Actually, the last few storms have already ripped the tent, which has about 36 florescent light fixtures attached to its ceiling, and the tent is being held together – somewhat optimistically, in my opinion – by tie-downs. There are about 20 horses in the paddock at any given time, along with grooms, trainers, drivers, the state vet, and the farrier. The tent is making me uneasy, and the horses don’t think much of the situation, either. The wind is supposed to pick up as the night goes on. Right now it’s settled at 23 mph, and the horses head straight into it as they come down the homestretch.

It’s also cold, but I can’t complain about that because as I am walking through the grandstand on the way to the coffee stand, one of the monitors is showing a track in Chicago, where they’re racing on packed snow. Coffee in hand, I weave my way through the huddled groups of gamblers, so intent on their tickets they can’t see that I’m walking with a limp. The cold and damp are having a real effect on my knee tonight and it hurts to feel the pressure of the asphalt and concrete under my feet. The track has been scraped to try to dissipate the runoff and slop, leaving a bare, compacted surface that echos the sound of hooves all the way from the backstretch to the grandstand. It’s a hard, hollow, metallic sound and not one you want to hear when your horse is running. No doubt their knees aren’t feeling so hot, either. I wonder if there’s a single working individual, man or beast, on the grounds tonight who actually wants to be here.

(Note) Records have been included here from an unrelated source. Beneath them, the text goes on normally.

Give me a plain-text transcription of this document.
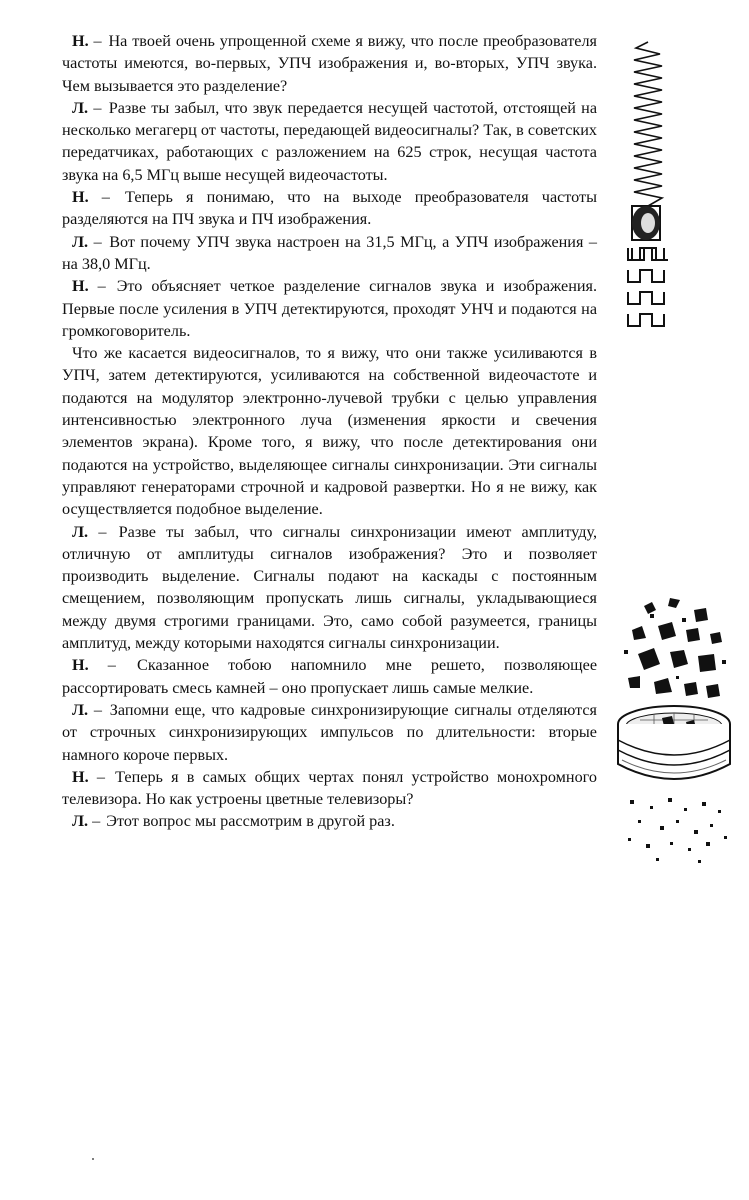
Н. – На твоей очень упрощенной схеме я вижу, что после преобразователя частоты имеются, во-первых, УПЧ изображения и, во-вторых, УПЧ звука. Чем вызывается это разделение?

Л. – Разве ты забыл, что звук передается несущей частотой, отстоящей на несколько мегагерц от частоты, передающей видеосигналы? Так, в советских передатчиках, работающих с разложением на 625 строк, несущая частота звука на 6,5 МГц выше несущей видеочастоты.

Н. – Теперь я понимаю, что на выходе преобразователя частоты разделяются на ПЧ звука и ПЧ изображения.

Л. – Вот почему УПЧ звука настроен на 31,5 МГц, а УПЧ изображения – на 38,0 МГц.

Н. – Это объясняет четкое разделение сигналов звука и изображения. Первые после усиления в УПЧ детектируются, проходят УНЧ и подаются на громкоговоритель.

Что же касается видеосигналов, то я вижу, что они также усиливаются в УПЧ, затем детектируются, усиливаются на собственной видеочастоте и подаются на модулятор электронно-лучевой трубки с целью управления интенсивностью электронного луча (изменения яркости и свечения элементов экрана). Кроме того, я вижу, что после детектирования они подаются на устройство, выделяющее сигналы синхронизации. Эти сигналы управляют генераторами строчной и кадровой развертки. Но я не вижу, как осуществляется подобное выделение.

Л. – Разве ты забыл, что сигналы синхронизации имеют амплитуду, отличную от амплитуды сигналов изображения? Это и позволяет производить выделение. Сигналы подают на каскады с постоянным смещением, позволяющим пропускать лишь сигналы, укладывающиеся между двумя строгими границами. Это, само собой разумеется, границы амплитуд, между которыми находятся сигналы синхронизации.

Н. – Сказанное тобою напомнило мне решето, позволяющее рассортировать смесь камней – оно пропускает лишь самые мелкие.

Л. – Запомни еще, что кадровые синхронизирующие сигналы отделяются от строчных синхронизирующих импульсов по длительности: вторые намного короче первых.

Н. – Теперь я в самых общих чертах понял устройство монохромного телевизора. Но как устроены цветные телевизоры?

Л. – Этот вопрос мы рассмотрим в другой раз.
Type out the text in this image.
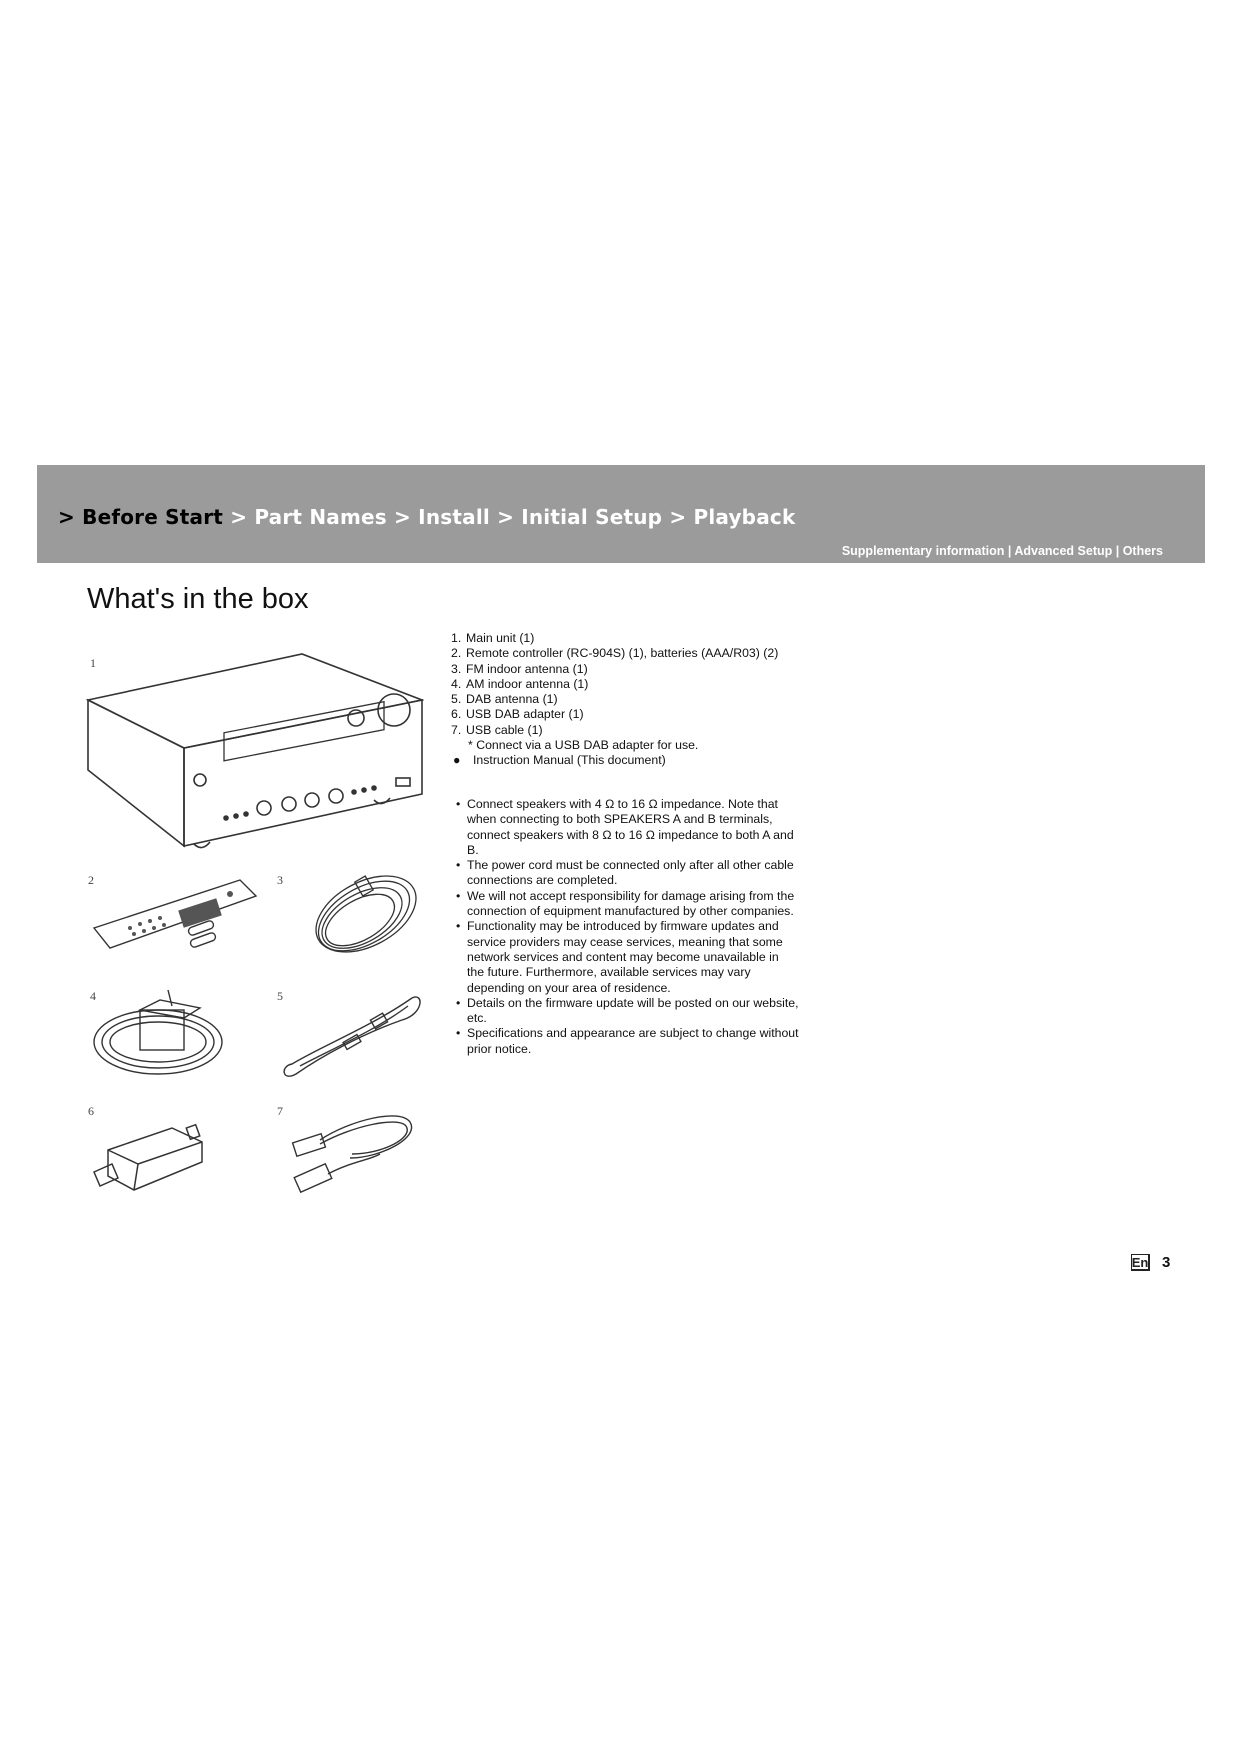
> Before Start > Part Names > Install > Initial Setup > Playback
Supplementary information | Advanced Setup | Others
What's in the box
1
2	3
4	5
6	7
1. Main unit (1)
2. Remote controller (RC-904S) (1), batteries (AAA/R03) (2)
3. FM indoor antenna (1)
4. AM indoor antenna (1)
5. DAB antenna (1)
6. USB DAB adapter (1)
7. USB cable (1)
* Connect via a USB DAB adapter for use.
● Instruction Manual (This document)
• Connect speakers with 4 Ω to 16 Ω impedance. Note that when connecting to both SPEAKERS A and B terminals, connect speakers with 8 Ω to 16 Ω impedance to both A and B.
• The power cord must be connected only after all other cable connections are completed.
• We will not accept responsibility for damage arising from the connection of equipment manufactured by other companies.
• Functionality may be introduced by firmware updates and service providers may cease services, meaning that some network services and content may become unavailable in the future. Furthermore, available services may vary depending on your area of residence.
• Details on the firmware update will be posted on our website, etc.
• Specifications and appearance are subject to change without prior notice.
En 3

The grooms pull the hoods of their raingear tight around their faces as they ready themselves and their horses for the trip across to the backstretch and the work that’s just begun once the race ends. The drivers’ colors are indistinguishable with all the mud, and as they walk off the track, pushing their race bikes to the paddock once the grooms have taken the horses away, they spit mud from their mouths and wipe their faces on their sleeves, revealing skin underneath. I can see my reflection in the glare of the window to the track, my head seemingly floating above the horses as they go by, the wheels of the bikes just a blur.

I reach for my coffee and turn the heater up a notch.